Since 2016, Cordaid has been working with DRC’s government to help move the country toward providing UHC. As part of an advocacy program called Dialogue & Dissent, funded by the Dutch Ministry of Foreign Affairs, Cordaid supported the government to create a framework to improve health coverage and contributed to the design of a national UHC strategy that was adopted in February in Kinshasa, said Albert van Hal, advocacy adviser for Cordaid. The five-year program will end in December.
Prior to the coronavirus pandemic, Cordaid was also making inroads in raising awareness about sexual and reproductive health — not only through the Jeune S3 program but through training approximately 840 community health care workers who encourage people to attend prenatal and postnatal consultations, get their children vaccinated and assessed for malnutrition, and use trained health personnel when giving birth.
In April, Cordaid contributed €300,000 to train these staff members in coronavirus prevention measures and to shift their focus to relaying community messages about combating misinformation, washing hands, and wearing masks. The money was also used to set up hygiene stations in remote areas.
While these initiatives are helpful, Amisi said that for genuine change to occur, the government has to invest more in health and should make prenatal consultations for women free or allow them to pay relative to their income.

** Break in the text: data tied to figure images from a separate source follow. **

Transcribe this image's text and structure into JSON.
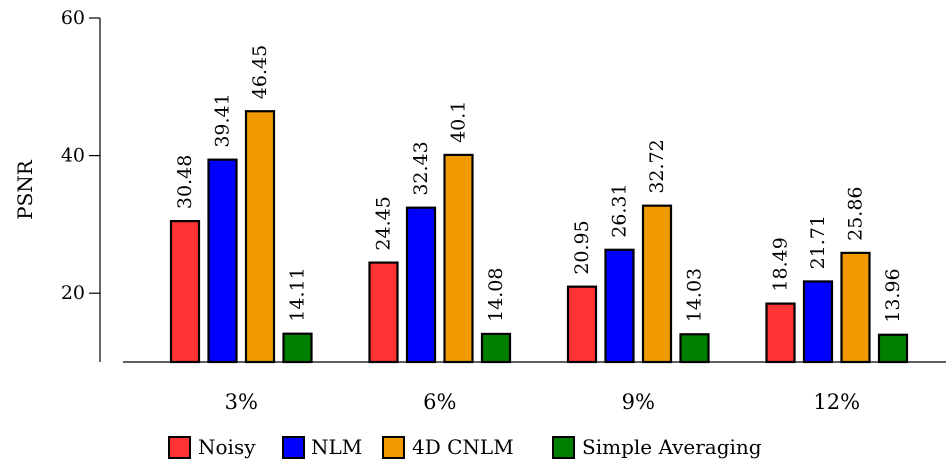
{
  "chart_data": {
    "type": "bar",
    "title": "",
    "xlabel": "",
    "ylabel": "PSNR",
    "ylim": [
      10,
      60
    ],
    "yticks": [
      20,
      40,
      60
    ],
    "categories": [
      "3%",
      "6%",
      "9%",
      "12%"
    ],
    "series": [
      {
        "name": "Noisy",
        "color": "#ff3333",
        "values": [
          30.48,
          24.45,
          20.95,
          18.49
        ],
        "labels": [
          "30.48",
          "24.45",
          "20.95",
          "18.49"
        ]
      },
      {
        "name": "NLM",
        "color": "#0000ff",
        "values": [
          39.41,
          32.43,
          26.31,
          21.71
        ],
        "labels": [
          "39.41",
          "32.43",
          "26.31",
          "21.71"
        ]
      },
      {
        "name": "4D CNLM",
        "color": "#f09a00",
        "values": [
          46.45,
          40.1,
          32.72,
          25.86
        ],
        "labels": [
          "46.45",
          "40.1",
          "32.72",
          "25.86"
        ]
      },
      {
        "name": "Simple Averaging",
        "color": "#008000",
        "values": [
          14.11,
          14.08,
          14.03,
          13.96
        ],
        "labels": [
          "14.11",
          "14.08",
          "14.03",
          "13.96"
        ]
      }
    ],
    "legend": {
      "placement": "bottom"
    },
    "grid": false
  }
}
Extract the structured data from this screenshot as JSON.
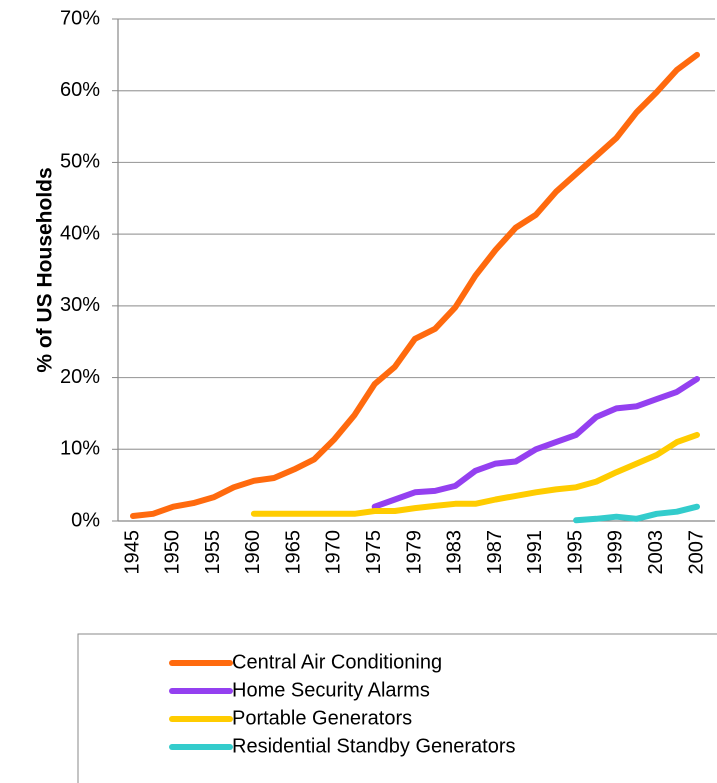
{
  "chart_data": {
    "type": "line",
    "y_label": "% of US Households",
    "categories": [
      "1945",
      null,
      "1950",
      null,
      "1955",
      null,
      "1960",
      null,
      "1965",
      null,
      "1970",
      null,
      "1975",
      null,
      "1979",
      null,
      "1983",
      null,
      "1987",
      null,
      "1991",
      null,
      "1995",
      null,
      "1999",
      null,
      "2003",
      null,
      "2007"
    ],
    "series": [
      {
        "name": "Central Air Conditioning",
        "color": "#ff6a0e",
        "values": [
          0.7,
          1,
          2,
          2.5,
          3.3,
          4.7,
          5.6,
          6,
          7.2,
          8.6,
          11.4,
          14.8,
          19.1,
          21.5,
          25.4,
          26.8,
          29.8,
          34.2,
          37.8,
          40.9,
          42.7,
          45.9,
          48.4,
          50.9,
          53.4,
          57,
          59.8,
          62.9,
          65
        ]
      },
      {
        "name": "Home Security Alarms",
        "color": "#9440f0",
        "values": [
          null,
          null,
          null,
          null,
          null,
          null,
          null,
          null,
          null,
          null,
          null,
          null,
          2,
          3,
          4,
          4.2,
          4.9,
          7,
          8,
          8.3,
          10,
          11,
          12,
          14.5,
          15.7,
          16,
          17,
          18,
          19.8
        ]
      },
      {
        "name": "Portable Generators",
        "color": "#ffcc00",
        "values": [
          null,
          null,
          null,
          null,
          null,
          null,
          1,
          1,
          1,
          1,
          1,
          1,
          1.4,
          1.4,
          1.8,
          2.1,
          2.4,
          2.4,
          3,
          3.5,
          4,
          4.4,
          4.7,
          5.5,
          6.8,
          8,
          9.2,
          11,
          12
        ]
      },
      {
        "name": "Residential Standby Generators",
        "color": "#33cccc",
        "values": [
          null,
          null,
          null,
          null,
          null,
          null,
          null,
          null,
          null,
          null,
          null,
          null,
          null,
          null,
          null,
          null,
          null,
          null,
          null,
          null,
          null,
          null,
          0.1,
          0.3,
          0.6,
          0.3,
          1,
          1.3,
          2
        ]
      }
    ],
    "ylim": [
      0,
      70
    ],
    "yticks": [
      {
        "value": 0,
        "label": "0%"
      },
      {
        "value": 10,
        "label": "10%"
      },
      {
        "value": 20,
        "label": "20%"
      },
      {
        "value": 30,
        "label": "30%"
      },
      {
        "value": 40,
        "label": "40%"
      },
      {
        "value": 50,
        "label": "50%"
      },
      {
        "value": 60,
        "label": "60%"
      },
      {
        "value": 70,
        "label": "70%"
      }
    ],
    "grid": true
  }
}
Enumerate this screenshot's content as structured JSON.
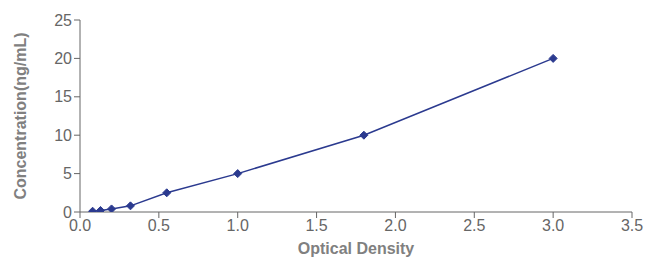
{
  "chart_data": {
    "type": "line",
    "x": [
      0.08,
      0.13,
      0.2,
      0.32,
      0.55,
      1.0,
      1.8,
      3.0
    ],
    "values": [
      0.1,
      0.2,
      0.4,
      0.8,
      2.5,
      5.0,
      10.0,
      20.0
    ],
    "color": "#2B3A8F",
    "marker": "diamond",
    "line_style": "solid",
    "xlabel": "Optical Density",
    "ylabel": "Concentration(ng/mL)",
    "xlim": [
      0,
      3.5
    ],
    "ylim": [
      0,
      25
    ],
    "xticks": [
      {
        "value": 0,
        "label": "0.0"
      },
      0.5,
      {
        "value": 1.0,
        "label": "1.0"
      },
      1.5,
      {
        "value": 2.0,
        "label": "2.0"
      },
      2.5,
      {
        "value": 3.0,
        "label": "3.0"
      },
      3.5
    ],
    "yticks": [
      0,
      5,
      10,
      15,
      20,
      25
    ],
    "grid": false
  }
}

In the meantime, young people fill in the gaps left by the government, going from door to door for hours each day to help communities stave off the virus and access care. Mukaba persists despite the challenges.
“[We] still need to build capacities and keep on advocating and doing intergenerational dialogue … so that the community will understand that young people need to make their own informed choice in order not to spoil their lives,” he said.